Parses a value to an identifier value and returns the value as string. This function called whenever you set the value of an identifier. In SeeAlso::Identifier it just stringifies values (undef becomes the empty string) but particular identifier types should do more checking. A typical implementation of a particular parse function uses this template:

    sub parse {
        my $value = shift;
        $value = do_some_filter_and_checking( $value );
        return defined $value ? "$value" : "";
    }';

METHODS

new ( [ $value ] )

Create a new identifier. In initialization the identifier value is set using the value method with undef as default value. This implieas a call of the parse method for every new identifier. You should not override this constructor methods in subclasses of SeeAlso::Identifier.

value ( [ $value ] )

Get (and optionally set) the value of this identifier. If you provide a value (including undef), it will be passed to the parse function and stringified to be used as the new identifier value. You should not override this methods in subclasses of SeeAlso::Identifier but the parse function instead.

canonical

Returns a normalized version of the identifier. For most identifiers the normalized version should be an absolute URI. The default implementation of this method just returns the full value, so if the 'value' method already does normalization, you do not have to implement 'canonical'.

hash

Return a compact form of this identifier that can be used for indexing.
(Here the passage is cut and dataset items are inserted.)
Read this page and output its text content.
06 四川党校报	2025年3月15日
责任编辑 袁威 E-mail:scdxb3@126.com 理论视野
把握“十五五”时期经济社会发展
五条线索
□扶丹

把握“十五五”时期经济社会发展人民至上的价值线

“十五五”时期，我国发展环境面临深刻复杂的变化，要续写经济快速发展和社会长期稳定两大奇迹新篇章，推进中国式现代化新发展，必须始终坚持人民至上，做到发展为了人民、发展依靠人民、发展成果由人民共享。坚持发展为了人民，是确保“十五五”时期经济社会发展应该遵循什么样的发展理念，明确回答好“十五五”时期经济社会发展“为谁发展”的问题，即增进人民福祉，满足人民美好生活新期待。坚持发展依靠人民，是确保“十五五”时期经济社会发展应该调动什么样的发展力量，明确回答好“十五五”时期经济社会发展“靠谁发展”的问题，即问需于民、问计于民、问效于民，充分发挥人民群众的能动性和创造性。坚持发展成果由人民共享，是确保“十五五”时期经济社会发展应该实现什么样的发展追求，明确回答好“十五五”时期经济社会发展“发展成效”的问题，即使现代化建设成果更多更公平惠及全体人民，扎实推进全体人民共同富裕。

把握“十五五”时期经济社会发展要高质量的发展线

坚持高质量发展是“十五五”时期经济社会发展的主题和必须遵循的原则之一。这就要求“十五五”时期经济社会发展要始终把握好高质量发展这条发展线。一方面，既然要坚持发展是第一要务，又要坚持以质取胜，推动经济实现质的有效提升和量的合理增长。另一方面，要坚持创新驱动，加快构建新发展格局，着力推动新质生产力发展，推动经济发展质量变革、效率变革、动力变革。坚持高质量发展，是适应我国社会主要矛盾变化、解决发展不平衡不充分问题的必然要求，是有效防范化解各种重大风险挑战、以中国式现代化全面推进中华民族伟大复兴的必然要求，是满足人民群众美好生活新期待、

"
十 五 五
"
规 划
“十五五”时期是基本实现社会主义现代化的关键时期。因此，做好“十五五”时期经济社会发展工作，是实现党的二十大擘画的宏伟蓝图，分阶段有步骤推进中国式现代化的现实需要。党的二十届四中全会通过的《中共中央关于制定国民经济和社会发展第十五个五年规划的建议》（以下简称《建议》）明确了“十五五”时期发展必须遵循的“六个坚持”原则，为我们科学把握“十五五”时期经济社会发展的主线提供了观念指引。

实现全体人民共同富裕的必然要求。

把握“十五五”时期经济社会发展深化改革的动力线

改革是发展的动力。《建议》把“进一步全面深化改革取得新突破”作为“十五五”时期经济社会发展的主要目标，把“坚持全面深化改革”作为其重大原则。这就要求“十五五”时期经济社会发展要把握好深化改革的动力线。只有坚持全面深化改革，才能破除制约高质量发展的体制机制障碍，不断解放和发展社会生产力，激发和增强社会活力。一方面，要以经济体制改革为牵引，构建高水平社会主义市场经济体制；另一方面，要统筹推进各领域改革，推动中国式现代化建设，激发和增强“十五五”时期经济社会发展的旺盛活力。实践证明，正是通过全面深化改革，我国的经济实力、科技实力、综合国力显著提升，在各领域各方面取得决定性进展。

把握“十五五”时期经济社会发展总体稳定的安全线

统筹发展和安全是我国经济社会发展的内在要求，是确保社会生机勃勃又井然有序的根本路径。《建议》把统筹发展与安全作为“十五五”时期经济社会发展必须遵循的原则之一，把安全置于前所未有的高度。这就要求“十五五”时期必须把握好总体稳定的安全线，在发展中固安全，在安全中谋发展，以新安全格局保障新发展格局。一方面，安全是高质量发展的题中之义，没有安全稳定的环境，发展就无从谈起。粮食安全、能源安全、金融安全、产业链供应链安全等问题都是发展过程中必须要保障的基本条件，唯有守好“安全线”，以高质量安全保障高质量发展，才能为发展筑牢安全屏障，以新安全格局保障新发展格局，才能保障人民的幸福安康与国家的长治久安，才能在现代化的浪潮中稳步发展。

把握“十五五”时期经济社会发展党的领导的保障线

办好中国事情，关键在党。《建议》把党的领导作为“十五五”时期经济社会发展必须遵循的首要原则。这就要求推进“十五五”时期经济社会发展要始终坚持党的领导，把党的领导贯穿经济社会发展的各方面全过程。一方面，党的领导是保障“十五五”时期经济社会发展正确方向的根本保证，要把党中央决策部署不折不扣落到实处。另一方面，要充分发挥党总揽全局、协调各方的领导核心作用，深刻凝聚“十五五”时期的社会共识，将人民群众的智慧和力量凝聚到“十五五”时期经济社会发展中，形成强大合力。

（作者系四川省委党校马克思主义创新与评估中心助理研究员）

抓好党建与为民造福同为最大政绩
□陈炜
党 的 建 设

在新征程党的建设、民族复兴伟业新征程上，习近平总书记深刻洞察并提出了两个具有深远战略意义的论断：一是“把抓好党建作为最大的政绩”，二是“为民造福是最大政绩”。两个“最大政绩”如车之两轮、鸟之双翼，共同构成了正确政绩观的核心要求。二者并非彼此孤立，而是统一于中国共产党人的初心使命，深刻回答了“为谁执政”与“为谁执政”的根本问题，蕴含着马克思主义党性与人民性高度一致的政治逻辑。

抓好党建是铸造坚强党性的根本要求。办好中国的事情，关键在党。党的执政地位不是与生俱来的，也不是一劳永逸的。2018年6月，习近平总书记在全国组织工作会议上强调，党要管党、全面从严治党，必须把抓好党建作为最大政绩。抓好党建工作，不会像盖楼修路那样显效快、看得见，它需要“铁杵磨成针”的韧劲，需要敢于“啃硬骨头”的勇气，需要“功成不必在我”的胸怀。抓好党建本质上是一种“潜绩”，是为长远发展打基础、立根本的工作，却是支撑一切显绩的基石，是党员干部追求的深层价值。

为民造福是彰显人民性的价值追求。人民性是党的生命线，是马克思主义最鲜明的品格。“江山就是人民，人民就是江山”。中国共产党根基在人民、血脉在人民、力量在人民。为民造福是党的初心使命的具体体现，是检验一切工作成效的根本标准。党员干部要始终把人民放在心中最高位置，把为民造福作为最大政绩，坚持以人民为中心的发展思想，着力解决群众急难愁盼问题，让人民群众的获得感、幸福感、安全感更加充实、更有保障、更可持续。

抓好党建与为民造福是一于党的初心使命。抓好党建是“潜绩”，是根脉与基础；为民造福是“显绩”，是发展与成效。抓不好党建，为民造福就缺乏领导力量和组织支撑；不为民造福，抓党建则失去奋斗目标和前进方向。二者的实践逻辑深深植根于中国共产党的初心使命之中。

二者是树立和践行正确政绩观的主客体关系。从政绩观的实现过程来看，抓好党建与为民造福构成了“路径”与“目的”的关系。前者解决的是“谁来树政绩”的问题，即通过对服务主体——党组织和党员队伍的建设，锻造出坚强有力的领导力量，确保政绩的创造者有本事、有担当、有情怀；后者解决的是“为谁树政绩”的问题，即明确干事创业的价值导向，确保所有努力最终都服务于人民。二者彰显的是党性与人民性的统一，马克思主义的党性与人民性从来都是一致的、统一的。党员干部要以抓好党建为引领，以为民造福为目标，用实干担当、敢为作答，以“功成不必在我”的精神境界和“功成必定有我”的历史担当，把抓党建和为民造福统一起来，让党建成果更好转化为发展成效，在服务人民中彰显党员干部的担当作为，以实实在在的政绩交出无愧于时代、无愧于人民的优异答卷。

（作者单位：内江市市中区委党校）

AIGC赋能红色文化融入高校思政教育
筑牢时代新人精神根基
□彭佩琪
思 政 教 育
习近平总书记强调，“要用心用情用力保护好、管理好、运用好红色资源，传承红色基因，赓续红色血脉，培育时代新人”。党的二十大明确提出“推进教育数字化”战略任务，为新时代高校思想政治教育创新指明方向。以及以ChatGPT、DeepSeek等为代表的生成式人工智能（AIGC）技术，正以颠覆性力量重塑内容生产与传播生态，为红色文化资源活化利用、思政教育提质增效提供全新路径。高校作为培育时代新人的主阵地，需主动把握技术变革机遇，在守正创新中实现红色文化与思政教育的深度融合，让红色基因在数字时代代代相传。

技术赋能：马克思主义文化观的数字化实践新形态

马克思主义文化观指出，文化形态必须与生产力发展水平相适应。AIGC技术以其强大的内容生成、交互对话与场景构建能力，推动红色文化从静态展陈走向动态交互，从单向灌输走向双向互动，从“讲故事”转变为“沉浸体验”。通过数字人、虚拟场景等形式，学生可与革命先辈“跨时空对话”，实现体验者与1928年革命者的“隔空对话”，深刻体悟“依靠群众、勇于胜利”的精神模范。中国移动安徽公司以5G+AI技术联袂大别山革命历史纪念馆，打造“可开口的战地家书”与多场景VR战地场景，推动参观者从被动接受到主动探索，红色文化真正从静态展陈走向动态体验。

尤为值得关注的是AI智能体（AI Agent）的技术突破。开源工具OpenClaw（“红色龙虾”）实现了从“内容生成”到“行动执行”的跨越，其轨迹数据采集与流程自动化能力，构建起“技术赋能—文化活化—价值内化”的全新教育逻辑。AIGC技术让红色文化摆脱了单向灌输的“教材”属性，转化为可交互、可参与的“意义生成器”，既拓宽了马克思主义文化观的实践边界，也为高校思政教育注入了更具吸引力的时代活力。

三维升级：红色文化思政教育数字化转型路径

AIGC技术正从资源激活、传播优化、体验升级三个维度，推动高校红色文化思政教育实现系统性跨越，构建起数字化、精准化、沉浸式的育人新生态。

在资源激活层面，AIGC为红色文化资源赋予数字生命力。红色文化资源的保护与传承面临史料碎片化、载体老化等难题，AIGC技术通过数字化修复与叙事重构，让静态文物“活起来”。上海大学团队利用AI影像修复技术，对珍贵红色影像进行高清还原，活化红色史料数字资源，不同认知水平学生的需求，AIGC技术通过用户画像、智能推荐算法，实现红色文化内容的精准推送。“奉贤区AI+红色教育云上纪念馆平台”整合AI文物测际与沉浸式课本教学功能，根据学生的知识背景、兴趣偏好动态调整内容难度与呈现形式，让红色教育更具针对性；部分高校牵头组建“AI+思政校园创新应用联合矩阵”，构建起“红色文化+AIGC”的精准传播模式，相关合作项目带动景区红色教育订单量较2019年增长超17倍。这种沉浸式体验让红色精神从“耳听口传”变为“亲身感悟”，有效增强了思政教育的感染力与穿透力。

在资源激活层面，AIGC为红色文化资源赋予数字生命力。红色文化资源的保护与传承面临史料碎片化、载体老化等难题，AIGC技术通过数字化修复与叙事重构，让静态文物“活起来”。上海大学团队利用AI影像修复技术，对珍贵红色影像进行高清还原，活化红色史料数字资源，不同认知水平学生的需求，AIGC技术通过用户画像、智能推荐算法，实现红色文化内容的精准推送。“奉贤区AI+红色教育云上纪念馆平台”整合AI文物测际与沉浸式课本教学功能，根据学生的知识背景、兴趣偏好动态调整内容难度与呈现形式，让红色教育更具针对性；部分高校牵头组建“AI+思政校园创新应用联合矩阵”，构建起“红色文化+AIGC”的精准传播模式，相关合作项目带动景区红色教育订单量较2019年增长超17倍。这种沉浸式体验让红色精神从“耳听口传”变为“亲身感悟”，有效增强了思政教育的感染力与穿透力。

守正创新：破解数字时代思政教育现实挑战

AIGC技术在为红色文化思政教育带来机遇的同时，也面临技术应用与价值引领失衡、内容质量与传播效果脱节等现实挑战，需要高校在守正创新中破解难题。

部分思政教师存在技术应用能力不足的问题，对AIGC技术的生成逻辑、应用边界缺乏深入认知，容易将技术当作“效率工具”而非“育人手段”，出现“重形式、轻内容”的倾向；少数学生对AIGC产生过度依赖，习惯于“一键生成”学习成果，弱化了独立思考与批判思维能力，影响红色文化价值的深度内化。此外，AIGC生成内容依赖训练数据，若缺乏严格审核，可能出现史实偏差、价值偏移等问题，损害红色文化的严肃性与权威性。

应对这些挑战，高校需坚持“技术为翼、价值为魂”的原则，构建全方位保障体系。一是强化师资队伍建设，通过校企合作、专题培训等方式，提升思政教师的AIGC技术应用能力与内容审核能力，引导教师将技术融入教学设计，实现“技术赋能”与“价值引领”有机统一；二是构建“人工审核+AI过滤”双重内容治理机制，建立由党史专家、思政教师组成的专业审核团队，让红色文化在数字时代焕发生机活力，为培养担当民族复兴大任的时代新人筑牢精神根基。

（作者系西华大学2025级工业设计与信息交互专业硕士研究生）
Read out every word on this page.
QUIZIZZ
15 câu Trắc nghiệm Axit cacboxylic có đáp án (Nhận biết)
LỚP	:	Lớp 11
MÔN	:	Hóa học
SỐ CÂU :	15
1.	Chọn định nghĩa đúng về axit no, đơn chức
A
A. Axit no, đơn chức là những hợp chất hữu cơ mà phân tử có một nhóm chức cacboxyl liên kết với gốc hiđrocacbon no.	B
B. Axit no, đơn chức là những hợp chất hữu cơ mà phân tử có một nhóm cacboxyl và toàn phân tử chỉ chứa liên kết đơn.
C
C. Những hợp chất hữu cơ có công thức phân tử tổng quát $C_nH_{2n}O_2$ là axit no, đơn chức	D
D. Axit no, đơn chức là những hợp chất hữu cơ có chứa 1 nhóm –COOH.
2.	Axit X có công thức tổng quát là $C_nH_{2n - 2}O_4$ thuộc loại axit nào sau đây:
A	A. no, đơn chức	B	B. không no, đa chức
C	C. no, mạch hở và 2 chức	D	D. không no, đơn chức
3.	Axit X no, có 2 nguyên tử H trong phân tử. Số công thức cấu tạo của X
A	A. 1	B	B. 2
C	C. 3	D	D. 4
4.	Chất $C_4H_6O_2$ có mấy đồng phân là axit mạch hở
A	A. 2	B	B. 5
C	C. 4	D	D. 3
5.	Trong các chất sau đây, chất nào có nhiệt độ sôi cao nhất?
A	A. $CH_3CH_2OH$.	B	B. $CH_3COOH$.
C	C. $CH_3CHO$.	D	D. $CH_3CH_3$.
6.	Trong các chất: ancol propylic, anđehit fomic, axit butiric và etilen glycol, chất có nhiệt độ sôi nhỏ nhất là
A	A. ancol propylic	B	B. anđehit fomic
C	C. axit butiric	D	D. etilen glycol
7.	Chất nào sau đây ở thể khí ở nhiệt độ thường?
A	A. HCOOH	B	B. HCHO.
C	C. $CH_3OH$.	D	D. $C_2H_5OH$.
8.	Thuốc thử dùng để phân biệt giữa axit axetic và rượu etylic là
A usual compact form is the local part without namespace prefix or a hash value. The default implementation of this method returns the canonical form of the identifier.

valid

Returns whether this identifier is valid - which is the case for all non-empty strings. This method is automatically called by overloading to derive a boolean value from an identifier. This means you can use identifiers as boolean values in most Perl constructs. Please note that in contrast to default scalars the identifier value '0' is valid!

cmp ( $identifier )

Compares two identifiers. If the supplied value is not an identifier, it will be converted first. By default the canonical values are compared.

as_string

Return an identifier object as plain string which is the canonical form. Identifiers are also converted to plain strings automatically by overloading. This means you can use identifiers as plain strings in most Perl constructs.

ALIAS METHODS

The following method names can be used as alias for the core method names. When you derive a subclass, Do not override this methods but the corresponding core methods!

normalized

Alias for canonical. Do not override this method but canonical.

condensed

Alias for hash. Do not override this method but hash.

indexed

Alias for hash. Do not override this method but hash.

get

Alias for value. Do not override this method but value.

set ( [ $value ] )

Alias for value with undef as default value. Do not override this method but value.

SEE ALSO

See URI for an implementation of Uniform Resource Identifiers which is more specific than SeeAlso::Identifier.

AUTHOR

Jakob Voss

COPYRIGHT AND LICENSE

This software is copyright (c) 2013 by Jakob Voss.

This is free software; you can redistribute it and/or modify it under the same terms as the Perl 5 programming language system itself.